Application

A group of small molecules for treating central and peripheral diseases associated with inflammation.

Key Benefits

• Applicable to a wide variety of central nervous system and peripheral diseases.
• Can bypass side effects of existing therapeutics targeting similar inflammatory pathways.
• High target selectivity and aqueous solubility.
• Capability to cross the blood brain barrier.
• Tested for efficacy and safety in preclinical in vivo models.

Market Summary

Neurological disorders like Alzheimer’s, epilepsy and Parkinson’s are distinct from peripheral conditions like cancer and inflammatory bowel disease, yet they share inflammation as a common feature and potential therapeutic target. With rising inflammation-associated disease burden, there is a heightened demand for drugs that address shared signaling pathways across conditions.

Technical Summary

Neuroinflammation is characterized by activation of complex signaling cascades. Prostanoid receptor subtype EP2 is an early member of pro-inflammatory pathways expressed in the brain and uterus, which targets adenylate cyclase and initiates downstream signaling when activated.

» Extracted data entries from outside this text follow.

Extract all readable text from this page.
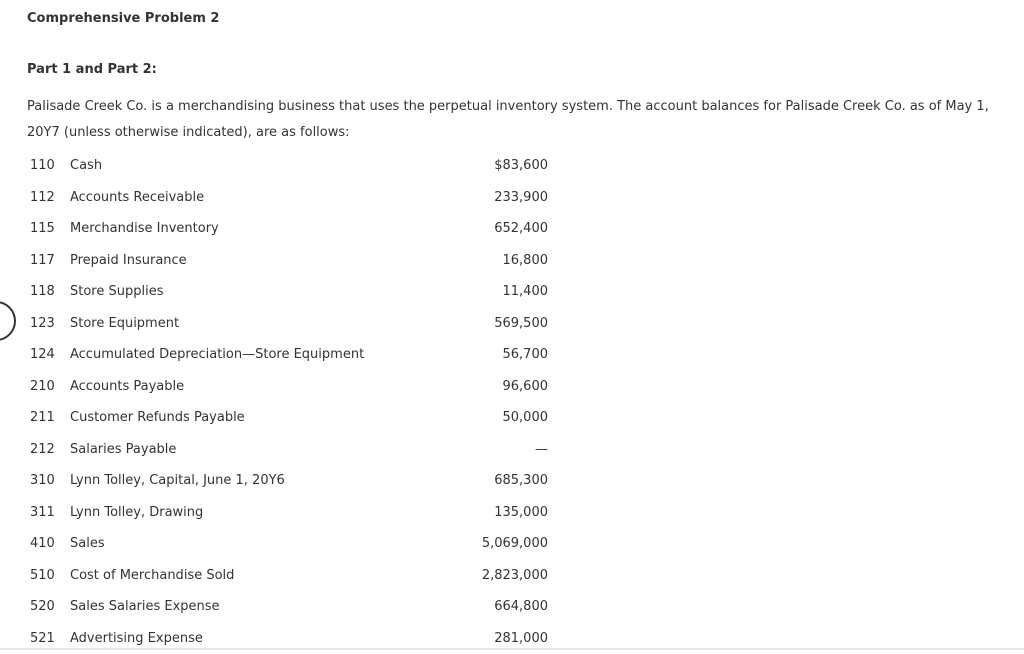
Comprehensive Problem 2
Part 1 and Part 2:

Palisade Creek Co. is a merchandising business that uses the perpetual inventory system. The account balances for Palisade Creek Co. as of May 1, 20Y7 (unless otherwise indicated), are as follows:

110	Cash	$83,600
112	Accounts Receivable	233,900
115	Merchandise Inventory	652,400
117	Prepaid Insurance	16,800
118	Store Supplies	11,400
123	Store Equipment	569,500
124	Accumulated Depreciation—Store Equipment	56,700
210	Accounts Payable	96,600
211	Customer Refunds Payable	50,000
212	Salaries Payable	—
310	Lynn Tolley, Capital, June 1, 20Y6	685,300
311	Lynn Tolley, Drawing	135,000
410	Sales	5,069,000
510	Cost of Merchandise Sold	2,823,000
520	Sales Salaries Expense	664,800
521	Advertising Expense	281,000
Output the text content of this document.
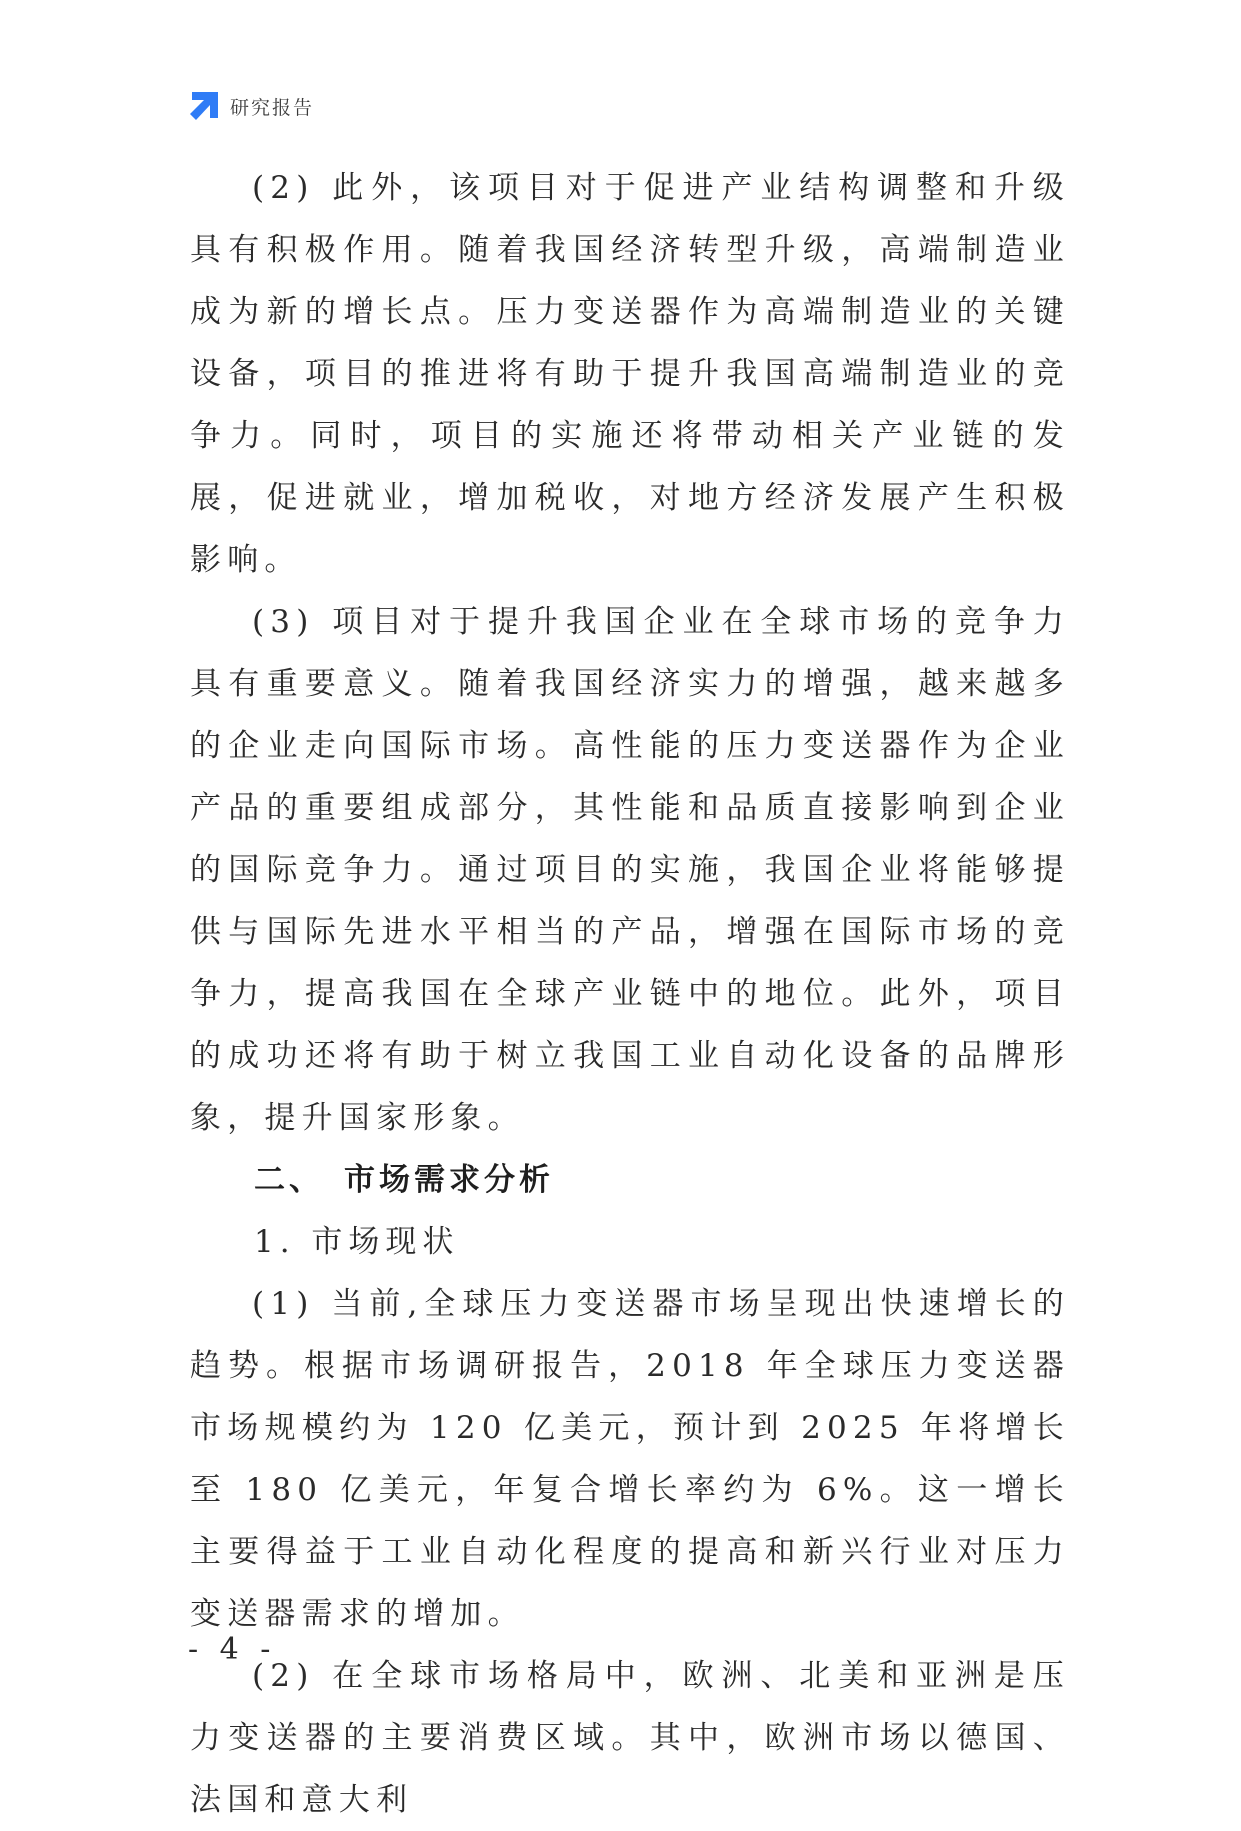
研究报告

(2) 此外，该项目对于促进产业结构调整和升级具有积极作用。随着我国经济转型升级，高端制造业成为新的增长点。压力变送器作为高端制造业的关键设备，项目的推进将有助于提升我国高端制造业的竞争力。同时，项目的实施还将带动相关产业链的发展，促进就业，增加税收，对地方经济发展产生积极影响。

(3) 项目对于提升我国企业在全球市场的竞争力具有重要意义。随着我国经济实力的增强，越来越多的企业走向国际市场。高性能的压力变送器作为企业产品的重要组成部分，其性能和品质直接影响到企业的国际竞争力。通过项目的实施，我国企业将能够提供与国际先进水平相当的产品，增强在国际市场的竞争力，提高我国在全球产业链中的地位。此外，项目的成功还将有助于树立我国工业自动化设备的品牌形象，提升国家形象。

二、 市场需求分析

1. 市场现状

(1) 当前,全球压力变送器市场呈现出快速增长的趋势。根据市场调研报告，2018 年全球压力变送器市场规模约为 120 亿美元，预计到 2025 年将增长至 180 亿美元，年复合增长率约为 6%。这一增长主要得益于工业自动化程度的提高和新兴行业对压力变送器需求的增加。

(2) 在全球市场格局中，欧洲、北美和亚洲是压力变送器的主要消费区域。其中，欧洲市场以德国、法国和意大利

- 4 -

EP2 is implicated in both central nervous system disorders (Alzheimer’s, Parkinson’s, amyotrophic lateral sclerosis, status epilepticus) and peripheral diseases (rheumatoid arthritis, inflammatory bowel disease, endometriosis, cancer). Given EP2’s broad relevance to inflammatory disorders, Emory researchers synthesized and screened selective EP2 antagonists—finding candidate molecules that demonstrate potency, selectivity, aqueous solubility, and favorable toxicity profiles.

Development Stage

• Panel of therapeutics has been synthesized, screened for selectivity and potency, and tested in vivo in multiple mouse models.
• One molecule (TG11-77) has completed preclinical development through genotox, 7-day safety in rats, and efficacy in multiple disease models.
• Positioned for investigational new drug (IND) application.

Publication

• Ganesh, T., Jiang, J., & Dingledine, R. (2014). Development of second generation EP2 antagonists with high selectivity. European journal of medicinal chemistry, 82, 521-535.
• Varvel, N. H., Amaradhi, R., Espinosa-Garcia, C., Duddy, S., Franklin, R., Banik, A., ... & Dingledine, R. (2023). Preclinical development of an EP2 antagonist for post-seizure cognitive deficits. Neuropharmacology, 224, 109356.